Content uploaded by Barbara P Buttenfield
All content in this area was uploaded by Barbara P Buttenfield
Content may be subject to copyright.
published as: Fabrikant, S. I. and Buttenfield, B. P. (1997). Envisioning User
Access to a Large Data Archive. Proceedings, GIS/LIS '97, Cincinatti, OH, Oct.
28-30, 1997: 686-691 (CD-ROM).
ENVISIONING USER ACCESS
TO A LARGE DATA ARCHIVE
Sara I. Fabrikant and Barbara P. Buttenfield
Department of Geography, Campus Box 260
University of Colorado, Boulder CO 80309
voice: (303) 492-3684
email: email@example.com and firstname.lastname@example.org
We are overwhelmed by the vast amounts of data accumulating daily. The
extraction of information from online data sources is becoming more and more
difficult. For example, if a query to a large archive returns hundreds of “hits”,
the most effective presentation is probably not a list of items, but some other
type of graphical display. The concept of spatialization offers a promising
potential to overcome the current impediments of retrieving items from large
volume archives. Spatialization involves effective combination of powerful
scientific visualization techniques with spatial metaphors that represent data that
are not necessarily spatial in nature. Familiar spatial concepts such as distance
and direction, scale, arrangement etc. which are part of the human experience in
everyday life, are applied to create lower-dimensional digital representations of
complex digital data. Skupin and Buttenfield (1996;1997) have demonstrated
how spatial metaphors can be constructed for abstract information spaces.

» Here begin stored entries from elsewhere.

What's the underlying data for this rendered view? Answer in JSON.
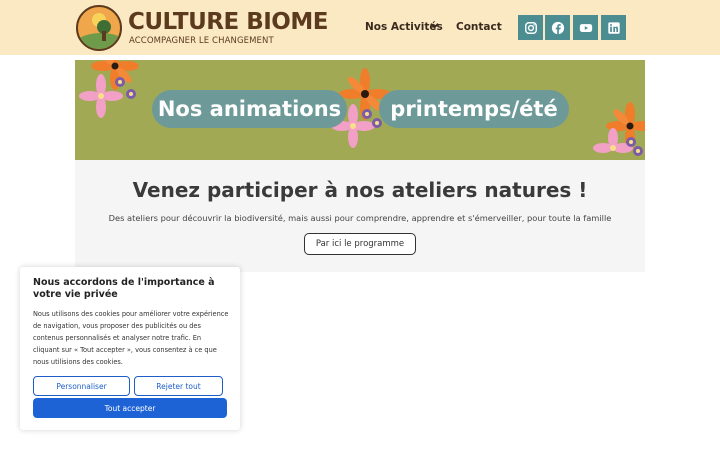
{
  "header": {
    "brand_name": "CULTURE BIOME",
    "brand_tagline": "ACCOMPAGNER LE CHANGEMENT",
    "nav": {
      "activities_label": "Nos Activités",
      "contact_label": "Contact"
    },
    "social_icons": [
      "instagram-icon",
      "facebook-icon",
      "youtube-icon",
      "linkedin-icon"
    ],
    "colors": {
      "header_bg": "#fbe9c4",
      "brand": "#5b3a1e",
      "social_bg": "#4c8d92"
    }
  },
  "banner": {
    "pill_left": "Nos animations",
    "pill_right": "printemps/été",
    "colors": {
      "bg": "#a1a955",
      "pill": "#6d9a98"
    }
  },
  "main": {
    "headline": "Venez participer à nos ateliers natures !",
    "subline": "Des ateliers pour découvrir la biodiversité, mais aussi pour comprendre, apprendre et s'émerveiller, pour toute la famille",
    "program_button": "Par ici le programme"
  },
  "cookie": {
    "title": "Nous accordons de l'importance à votre vie privée",
    "body": "Nous utilisons des cookies pour améliorer votre expérience de navigation, vous proposer des publicités ou des contenus personnalisés et analyser notre trafic. En cliquant sur « Tout accepter », vous consentez à ce que nous utilisions des cookies.",
    "customize_label": "Personnaliser",
    "reject_label": "Rejeter tout",
    "accept_label": "Tout accepter",
    "colors": {
      "primary": "#1e63d6"
    }
  }
}
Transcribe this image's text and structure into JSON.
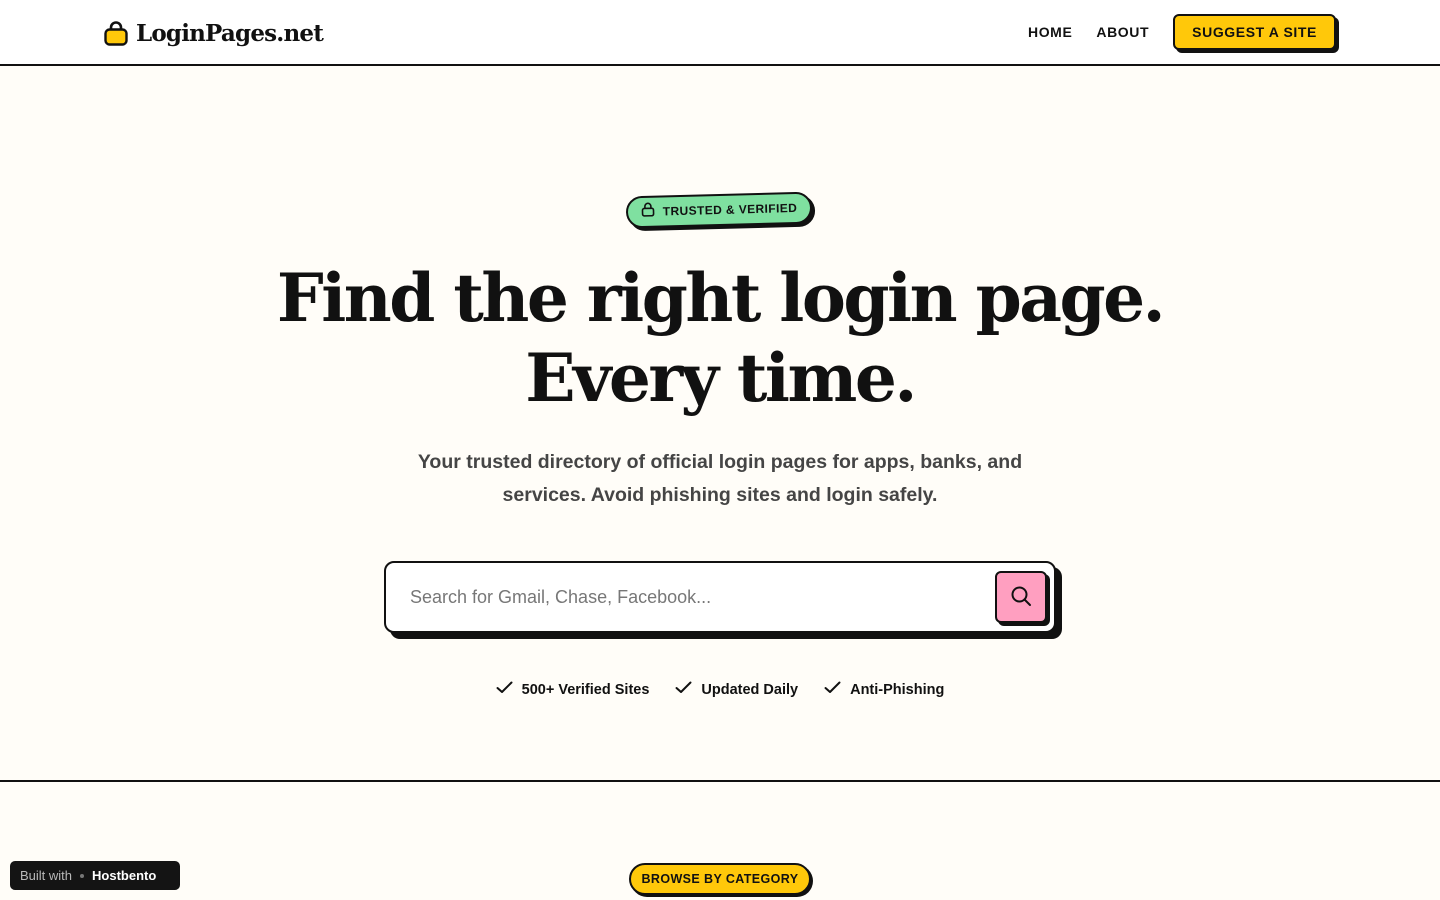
{
  "header": {
    "logo_text": "LoginPages.net",
    "nav": [
      {
        "label": "HOME"
      },
      {
        "label": "ABOUT"
      }
    ],
    "suggest_label": "SUGGEST A SITE"
  },
  "hero": {
    "badge": "TRUSTED & VERIFIED",
    "headline_line1": "Find the right login page.",
    "headline_line2": "Every time.",
    "subtext": "Your trusted directory of official login pages for apps, banks, and services. Avoid phishing sites and login safely.",
    "search": {
      "value": "",
      "placeholder": "Search for Gmail, Chase, Facebook..."
    },
    "features": [
      {
        "label": "500+ Verified Sites"
      },
      {
        "label": "Updated Daily"
      },
      {
        "label": "Anti-Phishing"
      }
    ]
  },
  "browse_label": "BROWSE BY CATEGORY",
  "built_with": {
    "label": "Built with",
    "brand": "Hostbento"
  },
  "colors": {
    "accent_yellow": "#ffc80a",
    "badge_green": "#7fe0a0",
    "search_pink": "#ff9fc0",
    "ink": "#111111",
    "hero_bg": "#fffdf8"
  },
  "icons": {
    "logo": "lock-icon",
    "badge": "lock-outline-icon",
    "search": "search-icon",
    "feature": "check-icon"
  }
}
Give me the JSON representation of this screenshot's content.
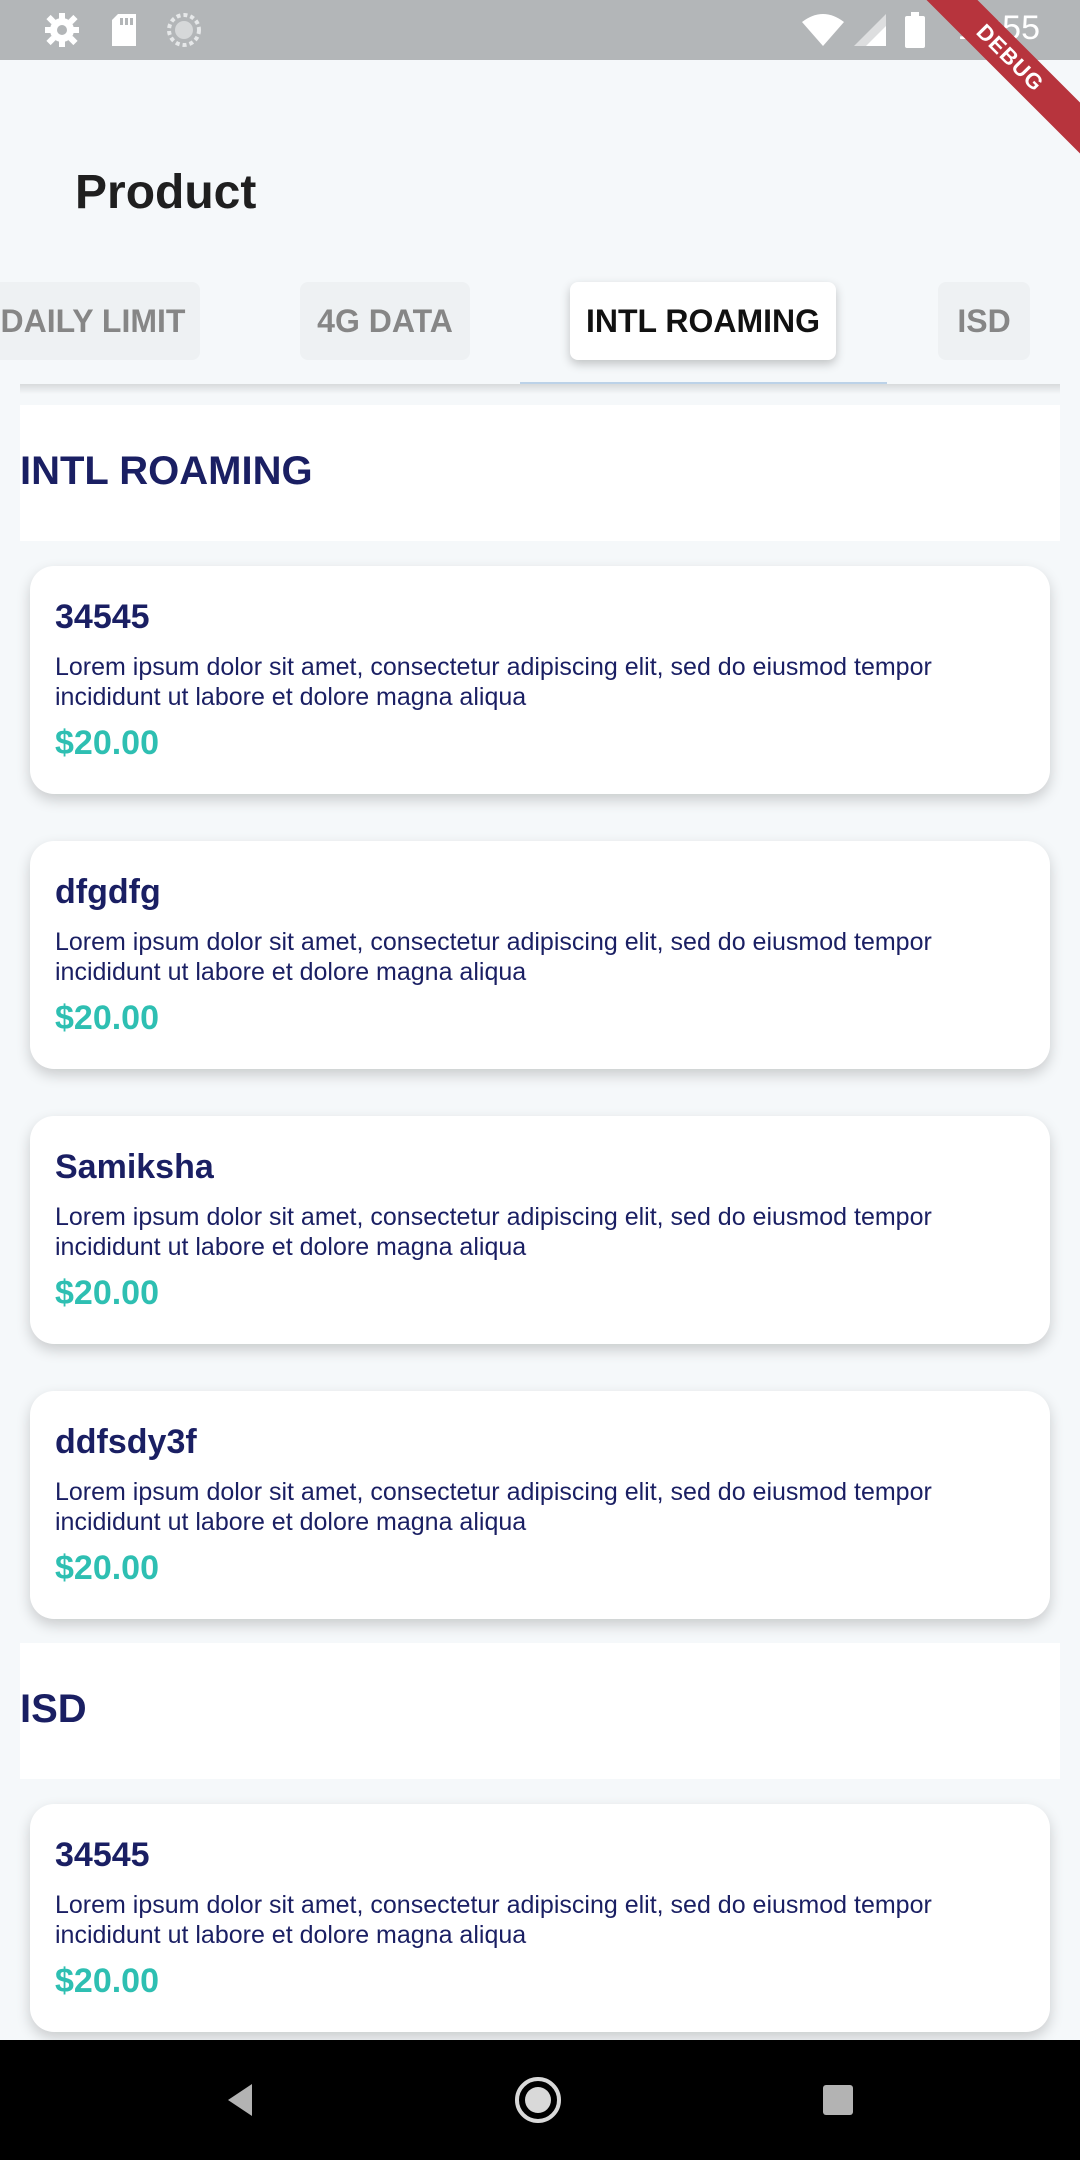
{
  "status_bar": {
    "time": "11:55",
    "debug_label": "DEBUG",
    "left_icons": [
      "gear-icon",
      "sd-card-icon",
      "sync-icon"
    ],
    "right_icons": [
      "wifi-icon",
      "signal-icon",
      "battery-icon"
    ]
  },
  "app_bar": {
    "title": "Product"
  },
  "tabs": [
    {
      "label": "DAILY LIMIT",
      "active": false
    },
    {
      "label": "4G DATA",
      "active": false
    },
    {
      "label": "INTL ROAMING",
      "active": true
    },
    {
      "label": "ISD",
      "active": false
    }
  ],
  "sections": [
    {
      "title": "INTL ROAMING",
      "items": [
        {
          "name": "34545",
          "description": "Lorem ipsum dolor sit amet, consectetur adipiscing elit, sed do eiusmod tempor incididunt ut labore et dolore magna aliqua",
          "price": "$20.00"
        },
        {
          "name": "dfgdfg",
          "description": "Lorem ipsum dolor sit amet, consectetur adipiscing elit, sed do eiusmod tempor incididunt ut labore et dolore magna aliqua",
          "price": "$20.00"
        },
        {
          "name": "Samiksha",
          "description": "Lorem ipsum dolor sit amet, consectetur adipiscing elit, sed do eiusmod tempor incididunt ut labore et dolore magna aliqua",
          "price": "$20.00"
        },
        {
          "name": "ddfsdy3f",
          "description": "Lorem ipsum dolor sit amet, consectetur adipiscing elit, sed do eiusmod tempor incididunt ut labore et dolore magna aliqua",
          "price": "$20.00"
        }
      ]
    },
    {
      "title": "ISD",
      "items": [
        {
          "name": "34545",
          "description": "Lorem ipsum dolor sit amet, consectetur adipiscing elit, sed do eiusmod tempor incididunt ut labore et dolore magna aliqua",
          "price": "$20.00"
        }
      ]
    }
  ],
  "nav_bar": {
    "buttons": [
      "back-icon",
      "home-icon",
      "recents-icon"
    ]
  },
  "colors": {
    "heading": "#1a1f63",
    "price": "#2ebfb2",
    "background": "#f5f8fa"
  }
}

However, as these authors (1996: 616) point out, there has not yet been any
subject testing to determine the appropriateness of such methods for
visualization. We are not certain how people comprehend spatialized views, or
whether the components of distance, direction and so forth are understood by
viewers. This paper presents an experimental design to explore how spatialized
views are understood by users. Subject testing procedures on graphical displays
are outlined, which include the collection of performance measures on
information retrieval tasks. The experimental application will rely on data
collected from the Alexandria Digital Library Project.
Searching data and retrieving information from large online data archives
can be a very frustrating experience. A user might encounter the following
interactions with a system, during a query session of a large data repository:
The user fills in a query form, by entering keywords in a text
entry field, as well as other related information such as dates,
numbers etc. to refine the search. Ideally, the system returns a
small set of “hits”, which are related to the search keyword and
include the desired information. However, an information
seeker is often overwhelmed by a huge amount of returned
query results. Consequently, the user has to go through the
time consuming process of sifting through large amounts of
data, which might not be related to the requested search.
Yet another query might result in zero “hits”, or leaves the user with the
feeling of having used a wrong keyword, or having misused a query option. In
both cases, the user has to refine the query, until the desired subset of items is
returned by the system, thus requiring the users time and effort.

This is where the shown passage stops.